To be honest, I didn't quite understand this point. Do you mean a PR to the OneRule-repository or a PR to MLJ for integrating the model there?

I meant as PR onto OneRule. So I don't have to dig out the commits and we get a clearer record of discussion.

roland-KA commented 2 years ago

Thanks for you patience

No problem, I've been busy with other things anyway. I hope you are well again.

The only thing you may decide to address before tagging a release is my comment about fitted_params

I've changed the 2nd parameter of fitted_params, so that it is useful externally as well as for my internal purposes.
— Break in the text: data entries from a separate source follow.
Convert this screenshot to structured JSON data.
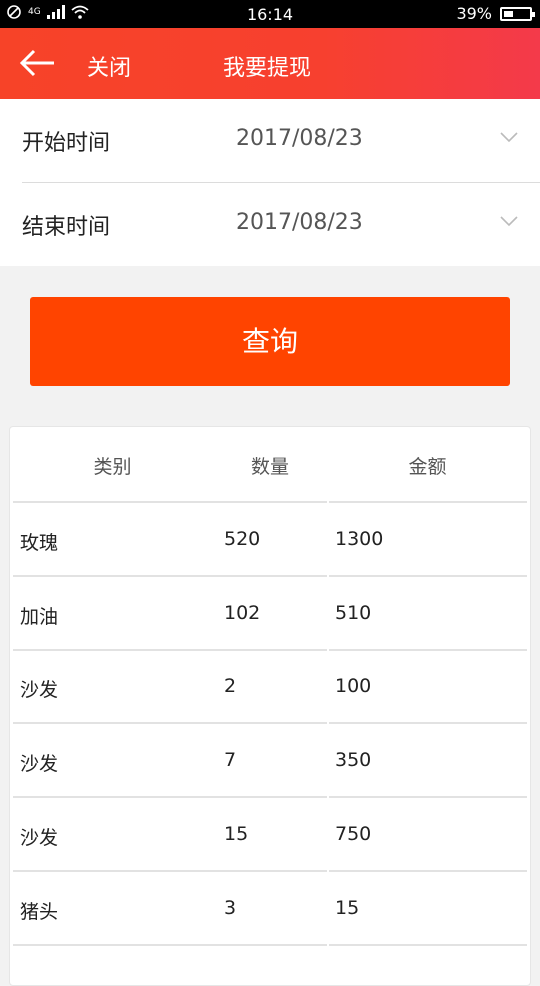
{
  "status_bar": {
    "network_label": "4G",
    "time": "16:14",
    "battery": "39%",
    "battery_level": 0.39
  },
  "header": {
    "back_icon": "arrow-left-icon",
    "close_label": "关闭",
    "title": "我要提现"
  },
  "filters": {
    "start": {
      "label": "开始时间",
      "value": "2017/08/23"
    },
    "end": {
      "label": "结束时间",
      "value": "2017/08/23"
    }
  },
  "query_button": {
    "label": "查询"
  },
  "table": {
    "headers": [
      "类别",
      "数量",
      "金额"
    ],
    "rows": [
      [
        "玫瑰",
        "520",
        "1300"
      ],
      [
        "加油",
        "102",
        "510"
      ],
      [
        "沙发",
        "2",
        "100"
      ],
      [
        "沙发",
        "7",
        "350"
      ],
      [
        "沙发",
        "15",
        "750"
      ],
      [
        "猪头",
        "3",
        "15"
      ]
    ]
  },
  "colors": {
    "header_gradient_start": "#f74328",
    "header_gradient_end": "#f43a4a",
    "query_button": "#ff4400"
  }
}
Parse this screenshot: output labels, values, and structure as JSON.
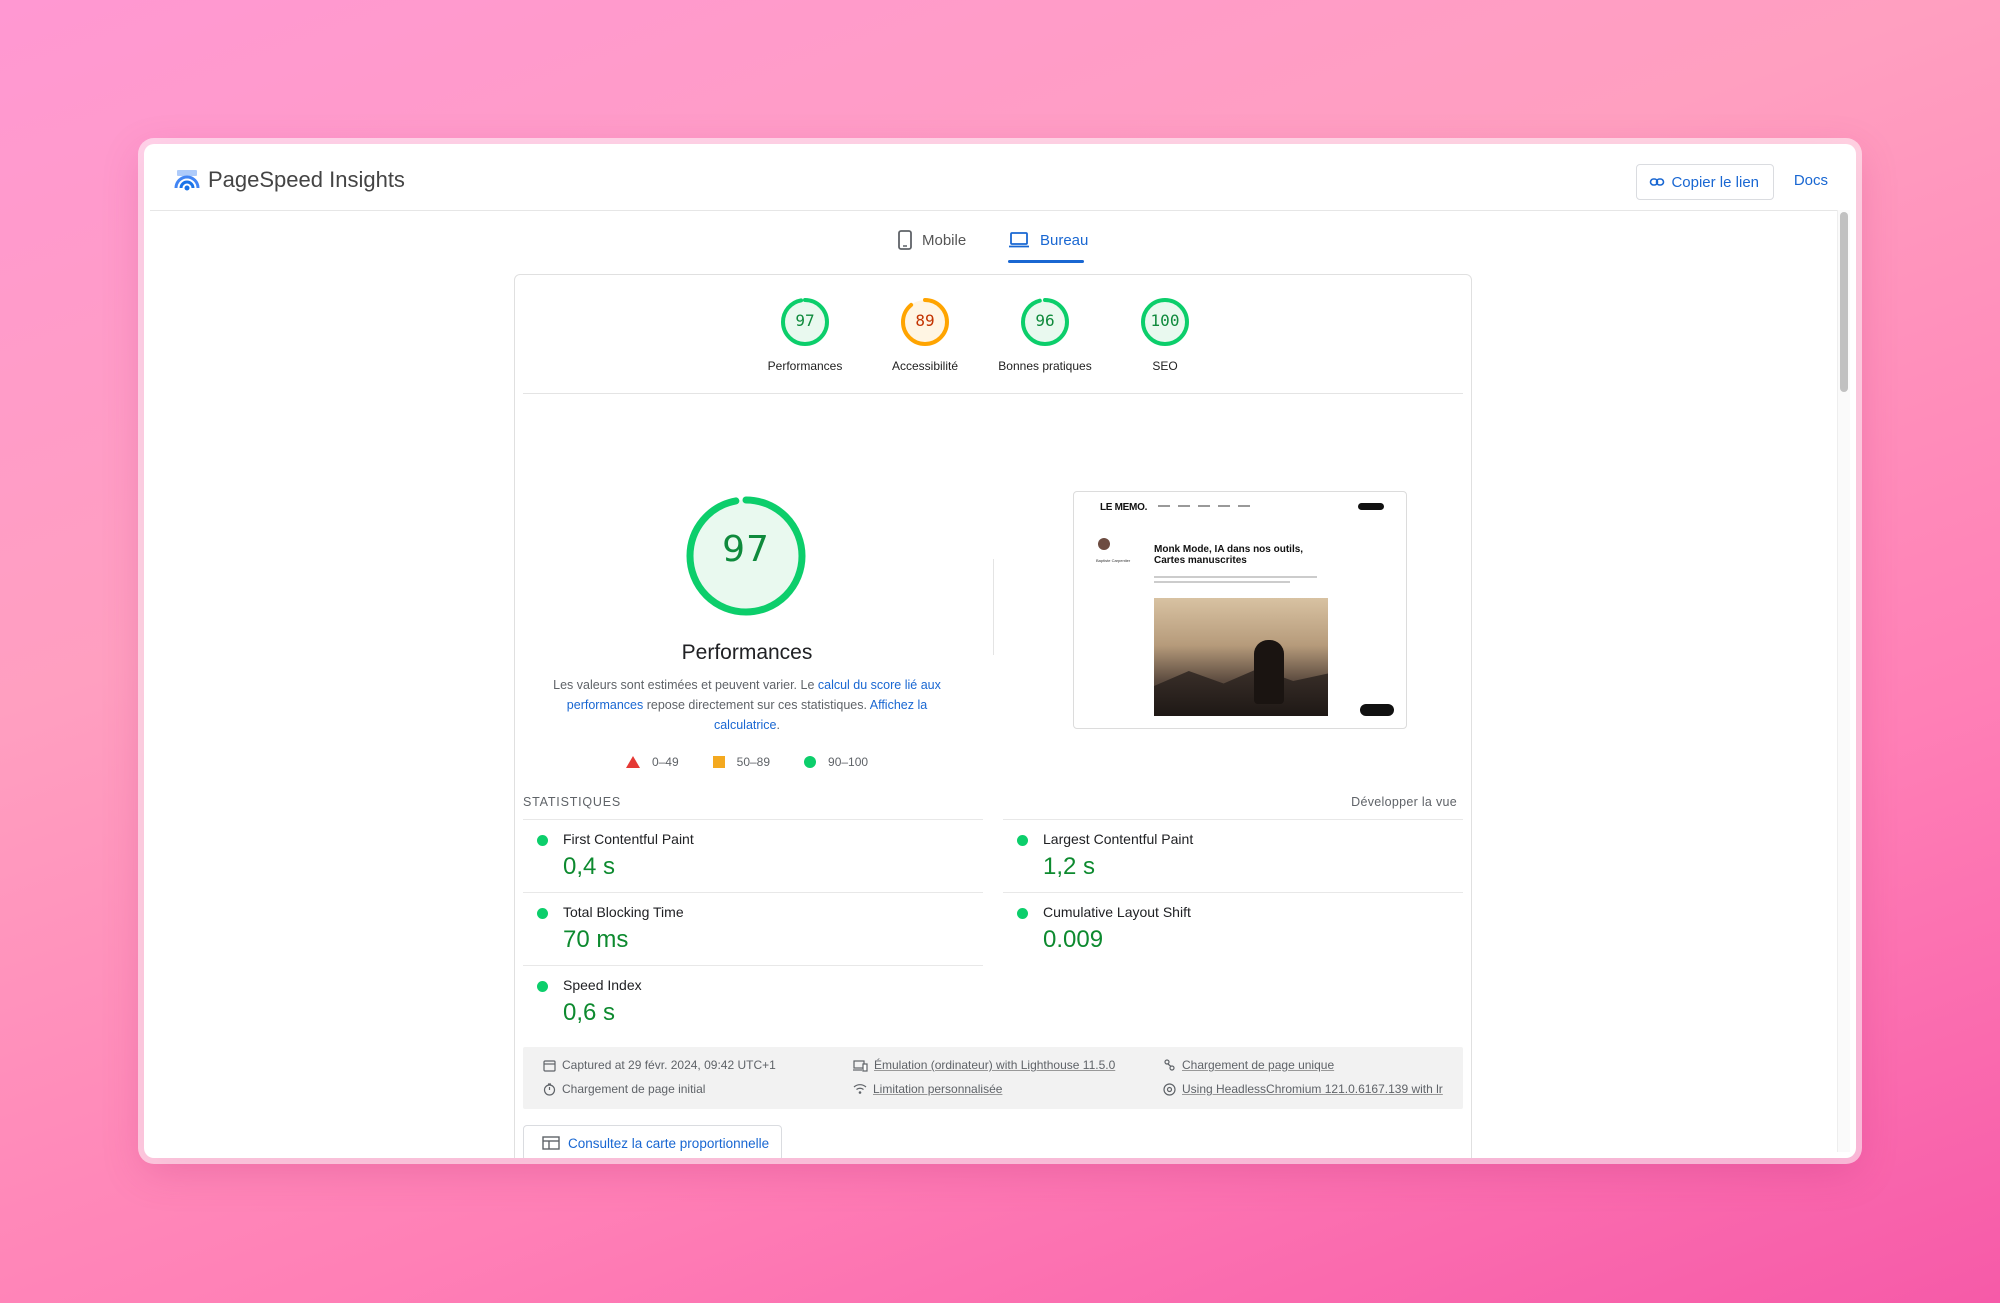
{
  "app": {
    "title": "PageSpeed Insights"
  },
  "header": {
    "copy_link": "Copier le lien",
    "docs": "Docs"
  },
  "tabs": [
    {
      "label": "Mobile",
      "active": false
    },
    {
      "label": "Bureau",
      "active": true
    }
  ],
  "categories": [
    {
      "score": 97,
      "label": "Performances",
      "status": "pass"
    },
    {
      "score": 89,
      "label": "Accessibilité",
      "status": "average"
    },
    {
      "score": 96,
      "label": "Bonnes pratiques",
      "status": "pass"
    },
    {
      "score": 100,
      "label": "SEO",
      "status": "pass"
    }
  ],
  "performance": {
    "score": 97,
    "title": "Performances",
    "desc_1": "Les valeurs sont estimées et peuvent varier. Le ",
    "desc_link_1": "calcul du score lié aux performances",
    "desc_2": " repose directement sur ces statistiques. ",
    "desc_link_2": "Affichez la calculatrice",
    "desc_3": "."
  },
  "legend": [
    {
      "range": "0–49",
      "shape": "triangle",
      "color": "#e53935"
    },
    {
      "range": "50–89",
      "shape": "square",
      "color": "#f4a91f"
    },
    {
      "range": "90–100",
      "shape": "circle",
      "color": "#0cce6b"
    }
  ],
  "preview": {
    "logo": "LE MEMO.",
    "headline": "Monk Mode, IA dans nos outils, Cartes manuscrites",
    "author": "Baptiste Carpentier"
  },
  "stats": {
    "label": "STATISTIQUES",
    "expand": "Développer la vue",
    "metrics": [
      {
        "name": "First Contentful Paint",
        "value": "0,4 s"
      },
      {
        "name": "Largest Contentful Paint",
        "value": "1,2 s"
      },
      {
        "name": "Total Blocking Time",
        "value": "70 ms"
      },
      {
        "name": "Cumulative Layout Shift",
        "value": "0.009"
      },
      {
        "name": "Speed Index",
        "value": "0,6 s"
      }
    ]
  },
  "info": {
    "captured": "Captured at 29 févr. 2024, 09:42 UTC+1",
    "emulation": "Émulation (ordinateur) with Lighthouse 11.5.0",
    "load_type": "Chargement de page unique",
    "initial_load": "Chargement de page initial",
    "throttling": "Limitation personnalisée",
    "browser": "Using HeadlessChromium 121.0.6167.139 with lr"
  },
  "treemap_button": "Consultez la carte proportionnelle",
  "colors": {
    "pass": "#0cce6b",
    "average": "#ffa400",
    "fail": "#ff4e42",
    "link": "#1967d2"
  }
}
It contains now all target labels present in levels of the training data and is called all_classes. So it is quite similar to what DecisionTreeClassifier in MLJDecisionTreeInterface is doing.

The information about feature and class labels have already been present in the return values of report (see also my comment about the purposes of fitted_params and report).

Depending on your feedback, I will tag a new release.

ablaom commented 2 years ago

See my comments added to latest commit, thanks.

roland-KA commented 2 years ago

Hi @ablaom, thanks for checking my code so thoroughly 🙏.

So, hopefully things are now ready to tag a new release and for integration into MLJ 😀.

ablaom commented 2 years ago

Looks good to me. Go ahead and tag a new release.

roland-KA commented 2 years ago

Done 😊 ... @ablaom is there now any further action from my side required to integrate the model into MLJ?

ablaom commented 2 years ago

No. I'll register the model tomorrow. Thanks for your patience.

roland-KA commented 2 years ago

Ok perfect! ... and thanks for your help.